On ellipses

27 May 2004  in the wee hours  Matt Winckler

The ellipsis (that’s three dots in quick succession, like so–”…”, for you unpretentious people) is surely one of the most overused pieces of communication on the Internet today. Anymore, you can’t swing a dead wumpus without hitting an ellipsis. I might even rate them as being more annoying than rampant exclamation marks (!!!!11!!!!) or caffeine-addicted question marks (hyper and in their own world–as in, “d00d, are you coming to the movie ???”). Particularly bad posts on USENET might go something like this:


“So after I finished doing my laundry, I wasn’t sure what to do……….I knew that I had to get some studying done……but I didn’t feel like doing it……Anyway, it’s not due until Monday………………..”

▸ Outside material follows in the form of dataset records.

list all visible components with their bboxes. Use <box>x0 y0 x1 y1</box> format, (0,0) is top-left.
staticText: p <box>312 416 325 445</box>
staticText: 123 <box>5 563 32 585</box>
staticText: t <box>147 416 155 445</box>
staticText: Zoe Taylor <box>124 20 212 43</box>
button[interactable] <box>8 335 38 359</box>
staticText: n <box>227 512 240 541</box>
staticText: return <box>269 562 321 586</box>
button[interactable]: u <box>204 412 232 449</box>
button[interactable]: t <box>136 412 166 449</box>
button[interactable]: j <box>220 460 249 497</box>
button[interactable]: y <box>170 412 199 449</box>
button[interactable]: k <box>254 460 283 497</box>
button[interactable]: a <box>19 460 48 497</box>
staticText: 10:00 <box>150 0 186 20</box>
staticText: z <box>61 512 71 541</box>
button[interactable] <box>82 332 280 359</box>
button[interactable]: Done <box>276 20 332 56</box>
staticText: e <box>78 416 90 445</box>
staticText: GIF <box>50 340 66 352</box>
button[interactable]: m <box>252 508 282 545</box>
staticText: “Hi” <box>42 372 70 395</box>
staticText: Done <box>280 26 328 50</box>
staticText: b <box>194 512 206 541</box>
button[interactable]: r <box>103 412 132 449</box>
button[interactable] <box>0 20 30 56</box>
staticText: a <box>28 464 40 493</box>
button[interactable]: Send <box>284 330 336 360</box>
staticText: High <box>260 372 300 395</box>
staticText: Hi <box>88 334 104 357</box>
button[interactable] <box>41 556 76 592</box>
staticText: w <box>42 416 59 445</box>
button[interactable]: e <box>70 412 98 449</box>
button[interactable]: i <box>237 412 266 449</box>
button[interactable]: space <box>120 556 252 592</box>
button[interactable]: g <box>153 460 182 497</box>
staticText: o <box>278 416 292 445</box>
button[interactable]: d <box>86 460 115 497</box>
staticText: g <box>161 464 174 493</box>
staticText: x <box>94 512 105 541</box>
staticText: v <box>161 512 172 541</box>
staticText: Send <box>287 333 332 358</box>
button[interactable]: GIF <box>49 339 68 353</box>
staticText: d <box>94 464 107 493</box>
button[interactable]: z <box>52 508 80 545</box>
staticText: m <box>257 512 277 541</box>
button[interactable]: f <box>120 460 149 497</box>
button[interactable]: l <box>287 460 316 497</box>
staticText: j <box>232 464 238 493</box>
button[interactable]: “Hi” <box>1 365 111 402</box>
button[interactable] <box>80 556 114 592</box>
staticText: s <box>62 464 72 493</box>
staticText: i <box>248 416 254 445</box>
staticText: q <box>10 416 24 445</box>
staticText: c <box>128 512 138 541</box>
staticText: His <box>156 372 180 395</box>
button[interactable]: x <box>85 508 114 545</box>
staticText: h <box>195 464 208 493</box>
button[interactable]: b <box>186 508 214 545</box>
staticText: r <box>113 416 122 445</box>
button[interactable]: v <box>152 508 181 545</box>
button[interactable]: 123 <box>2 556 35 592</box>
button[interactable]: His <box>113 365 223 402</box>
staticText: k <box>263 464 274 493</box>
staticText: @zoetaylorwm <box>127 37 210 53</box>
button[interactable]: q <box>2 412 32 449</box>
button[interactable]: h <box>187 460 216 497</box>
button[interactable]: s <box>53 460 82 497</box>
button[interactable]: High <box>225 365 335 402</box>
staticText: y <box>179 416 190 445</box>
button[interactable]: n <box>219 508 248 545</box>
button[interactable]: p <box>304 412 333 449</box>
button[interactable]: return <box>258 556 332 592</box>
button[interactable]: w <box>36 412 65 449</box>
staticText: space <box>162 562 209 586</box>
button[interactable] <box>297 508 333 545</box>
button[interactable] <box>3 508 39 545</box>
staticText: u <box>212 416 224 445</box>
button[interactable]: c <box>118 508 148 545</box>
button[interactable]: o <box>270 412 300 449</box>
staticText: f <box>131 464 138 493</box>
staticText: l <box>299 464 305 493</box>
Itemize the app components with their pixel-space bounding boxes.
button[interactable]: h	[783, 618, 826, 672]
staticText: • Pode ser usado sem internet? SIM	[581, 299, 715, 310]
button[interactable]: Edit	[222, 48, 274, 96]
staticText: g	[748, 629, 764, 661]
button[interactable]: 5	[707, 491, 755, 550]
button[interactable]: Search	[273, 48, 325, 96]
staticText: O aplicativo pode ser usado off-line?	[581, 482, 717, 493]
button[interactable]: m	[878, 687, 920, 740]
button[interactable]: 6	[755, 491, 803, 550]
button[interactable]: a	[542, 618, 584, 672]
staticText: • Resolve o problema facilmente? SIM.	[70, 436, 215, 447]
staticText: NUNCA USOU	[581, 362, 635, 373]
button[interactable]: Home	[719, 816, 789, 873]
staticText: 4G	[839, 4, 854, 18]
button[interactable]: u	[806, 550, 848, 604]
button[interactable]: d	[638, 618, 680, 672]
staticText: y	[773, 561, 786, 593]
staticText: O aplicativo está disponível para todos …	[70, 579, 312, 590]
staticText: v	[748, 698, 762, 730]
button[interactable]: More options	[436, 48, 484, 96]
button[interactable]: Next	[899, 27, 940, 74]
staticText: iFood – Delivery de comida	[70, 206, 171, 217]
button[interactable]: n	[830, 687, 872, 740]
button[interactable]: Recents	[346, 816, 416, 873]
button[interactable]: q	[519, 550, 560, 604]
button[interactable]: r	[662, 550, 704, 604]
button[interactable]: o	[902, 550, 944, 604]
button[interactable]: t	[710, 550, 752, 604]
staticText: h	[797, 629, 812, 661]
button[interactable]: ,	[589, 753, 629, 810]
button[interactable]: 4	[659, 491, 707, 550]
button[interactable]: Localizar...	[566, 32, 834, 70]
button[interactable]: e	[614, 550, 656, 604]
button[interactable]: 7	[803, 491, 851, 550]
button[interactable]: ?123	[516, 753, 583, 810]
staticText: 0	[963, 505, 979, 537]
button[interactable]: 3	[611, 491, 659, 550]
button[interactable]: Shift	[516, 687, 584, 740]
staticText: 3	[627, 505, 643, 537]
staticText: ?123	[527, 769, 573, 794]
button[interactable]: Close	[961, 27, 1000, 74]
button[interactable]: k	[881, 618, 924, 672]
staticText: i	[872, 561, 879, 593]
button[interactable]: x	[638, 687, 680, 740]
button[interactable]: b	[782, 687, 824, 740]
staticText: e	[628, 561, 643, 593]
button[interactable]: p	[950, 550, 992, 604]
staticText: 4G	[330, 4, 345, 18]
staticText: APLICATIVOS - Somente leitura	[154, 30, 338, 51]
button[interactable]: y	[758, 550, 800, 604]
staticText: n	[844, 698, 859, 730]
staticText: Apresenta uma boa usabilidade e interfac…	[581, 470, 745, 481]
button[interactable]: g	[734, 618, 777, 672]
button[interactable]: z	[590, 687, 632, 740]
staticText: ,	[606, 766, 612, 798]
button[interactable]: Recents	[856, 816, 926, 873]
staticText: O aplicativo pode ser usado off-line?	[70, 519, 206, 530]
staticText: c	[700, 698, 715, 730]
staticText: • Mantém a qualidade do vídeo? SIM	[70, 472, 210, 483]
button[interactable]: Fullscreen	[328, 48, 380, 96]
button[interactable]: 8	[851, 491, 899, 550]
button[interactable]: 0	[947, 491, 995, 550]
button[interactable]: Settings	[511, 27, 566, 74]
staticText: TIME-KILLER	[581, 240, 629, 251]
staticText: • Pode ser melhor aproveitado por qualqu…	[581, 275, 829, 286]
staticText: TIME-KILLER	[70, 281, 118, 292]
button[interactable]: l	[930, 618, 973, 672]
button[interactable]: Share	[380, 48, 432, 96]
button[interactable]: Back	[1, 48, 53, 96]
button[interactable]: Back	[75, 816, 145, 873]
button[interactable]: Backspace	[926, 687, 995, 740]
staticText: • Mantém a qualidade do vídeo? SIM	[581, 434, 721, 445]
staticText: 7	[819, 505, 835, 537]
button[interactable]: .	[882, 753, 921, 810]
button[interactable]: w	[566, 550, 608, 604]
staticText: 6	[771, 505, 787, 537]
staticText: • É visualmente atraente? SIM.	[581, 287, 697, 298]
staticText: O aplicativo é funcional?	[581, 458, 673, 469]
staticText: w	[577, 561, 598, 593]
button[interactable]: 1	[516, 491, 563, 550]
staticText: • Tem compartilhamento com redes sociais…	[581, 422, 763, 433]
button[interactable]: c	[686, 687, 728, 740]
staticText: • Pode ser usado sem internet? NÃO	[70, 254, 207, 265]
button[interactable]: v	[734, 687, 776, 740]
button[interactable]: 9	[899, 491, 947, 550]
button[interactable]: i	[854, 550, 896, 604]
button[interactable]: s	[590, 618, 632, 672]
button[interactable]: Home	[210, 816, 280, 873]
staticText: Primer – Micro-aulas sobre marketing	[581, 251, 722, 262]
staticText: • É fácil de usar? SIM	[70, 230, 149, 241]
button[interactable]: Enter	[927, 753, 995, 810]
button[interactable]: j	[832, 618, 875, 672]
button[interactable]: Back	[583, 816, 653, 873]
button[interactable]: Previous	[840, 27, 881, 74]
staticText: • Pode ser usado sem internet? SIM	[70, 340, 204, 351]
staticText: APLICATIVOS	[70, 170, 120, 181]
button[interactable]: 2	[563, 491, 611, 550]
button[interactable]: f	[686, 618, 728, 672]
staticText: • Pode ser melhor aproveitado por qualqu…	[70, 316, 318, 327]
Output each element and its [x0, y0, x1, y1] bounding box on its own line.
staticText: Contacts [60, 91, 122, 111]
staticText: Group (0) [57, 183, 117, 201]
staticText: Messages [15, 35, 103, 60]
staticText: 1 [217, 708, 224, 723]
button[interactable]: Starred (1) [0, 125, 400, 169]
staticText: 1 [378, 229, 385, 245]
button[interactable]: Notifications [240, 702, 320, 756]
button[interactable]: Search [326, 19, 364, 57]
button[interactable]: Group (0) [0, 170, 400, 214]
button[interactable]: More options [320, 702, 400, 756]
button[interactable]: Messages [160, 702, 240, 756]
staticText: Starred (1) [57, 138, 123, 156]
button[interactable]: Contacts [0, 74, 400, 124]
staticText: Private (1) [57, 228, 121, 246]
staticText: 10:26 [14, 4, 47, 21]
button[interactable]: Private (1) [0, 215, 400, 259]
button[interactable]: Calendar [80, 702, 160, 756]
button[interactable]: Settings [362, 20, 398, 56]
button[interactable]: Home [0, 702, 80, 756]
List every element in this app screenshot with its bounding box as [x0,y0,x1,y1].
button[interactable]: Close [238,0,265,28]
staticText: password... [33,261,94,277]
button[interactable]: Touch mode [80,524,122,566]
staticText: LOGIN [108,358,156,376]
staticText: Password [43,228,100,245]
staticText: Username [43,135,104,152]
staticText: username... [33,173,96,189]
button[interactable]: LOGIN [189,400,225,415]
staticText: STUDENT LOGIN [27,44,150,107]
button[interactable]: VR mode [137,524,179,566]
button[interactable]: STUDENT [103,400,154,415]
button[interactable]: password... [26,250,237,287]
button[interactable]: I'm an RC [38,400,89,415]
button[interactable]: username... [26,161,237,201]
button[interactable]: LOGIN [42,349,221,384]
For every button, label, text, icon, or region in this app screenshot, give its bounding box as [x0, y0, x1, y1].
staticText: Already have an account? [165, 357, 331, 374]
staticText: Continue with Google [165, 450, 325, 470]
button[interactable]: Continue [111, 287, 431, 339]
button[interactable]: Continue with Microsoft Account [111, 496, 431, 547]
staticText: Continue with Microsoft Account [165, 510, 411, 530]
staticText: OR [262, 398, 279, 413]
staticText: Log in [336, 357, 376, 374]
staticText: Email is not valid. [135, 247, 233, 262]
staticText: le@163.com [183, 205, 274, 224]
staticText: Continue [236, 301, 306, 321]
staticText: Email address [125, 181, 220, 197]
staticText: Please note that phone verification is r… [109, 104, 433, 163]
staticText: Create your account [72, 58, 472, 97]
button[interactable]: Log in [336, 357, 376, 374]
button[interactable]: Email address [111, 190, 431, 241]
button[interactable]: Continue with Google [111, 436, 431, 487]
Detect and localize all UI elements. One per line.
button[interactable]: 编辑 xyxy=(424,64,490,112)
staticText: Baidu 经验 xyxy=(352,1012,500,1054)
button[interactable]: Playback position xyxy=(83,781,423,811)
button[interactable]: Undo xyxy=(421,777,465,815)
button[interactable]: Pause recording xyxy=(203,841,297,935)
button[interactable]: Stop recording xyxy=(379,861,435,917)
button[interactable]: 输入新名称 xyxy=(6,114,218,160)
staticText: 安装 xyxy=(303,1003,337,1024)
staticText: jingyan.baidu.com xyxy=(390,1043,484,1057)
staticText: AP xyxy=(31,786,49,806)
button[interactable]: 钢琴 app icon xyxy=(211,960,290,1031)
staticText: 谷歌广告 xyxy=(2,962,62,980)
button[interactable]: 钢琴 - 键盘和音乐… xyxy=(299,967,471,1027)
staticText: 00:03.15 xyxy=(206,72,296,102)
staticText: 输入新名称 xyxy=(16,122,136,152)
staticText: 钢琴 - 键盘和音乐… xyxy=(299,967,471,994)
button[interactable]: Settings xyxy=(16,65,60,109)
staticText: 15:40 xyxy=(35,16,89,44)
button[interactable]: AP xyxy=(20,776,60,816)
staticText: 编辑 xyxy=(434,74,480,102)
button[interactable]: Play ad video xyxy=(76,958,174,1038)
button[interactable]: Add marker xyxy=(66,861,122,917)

Come on, people! An ellipsis means that the reader should take a break for a longer pause, or that some information is missing (as in quotes: “…and he went to the supermarket also.”). Ellipses do not close a thought with a firm conclusion; they instead leave the thought open for further rumination. Well, I hate to break it to you, but I don’t need to ruminate any further on 95% of the material ellipses are attached to. For the simple matters, I simply want closure! Don’t leave me hanging onto the end of your sentences with dangling ellipses! It’s okay to have a spine and define the beginning and end of your thoughts! Unless, of course, you are an invertebrate who does not produce complete thoughts, in which case ellipses are your only hope and crutch in all communication.

It’s gotten to the point where ellipses are almost as bad as the dashes in Emily Dickinson’s poetry. And that’s pretty bad. For an idea of just how bad it really is, I give you her poem #465, “I heard a Fly buzz–when I died”:


I heard a Fly buzz–when I died–
The Stillness in the Room
Was like the Stillness in the Air–
Between the Heavens of Storm–

The Eyes around–had wrung them dry–
And Breaths were gathering firm
For that last Onset–when the King
Be witnessed–in the Room–

I willed my Keepsakes–Signed away



gah! I can’t do it. I can’t finish the poem. It’s too flaming awful. All of her poems (that I know of) are like that (both dash-infested and awful). Dashed dashes flying everywhere. Her most annoying ones are the ones that actually end with a dash. I imagine that when recited, they are the sort of thing that leaves the audience hanging, unsure of whether applause is now due or whether they should expect another barrage of dashes. Romanticism was the downfall of literature.

And I believe that superfluous ellipses arise from one of two sources: either an utter and total ignorance of writing in the English language, or the Romantic movement.

When in doubt, blame it on the Romantics.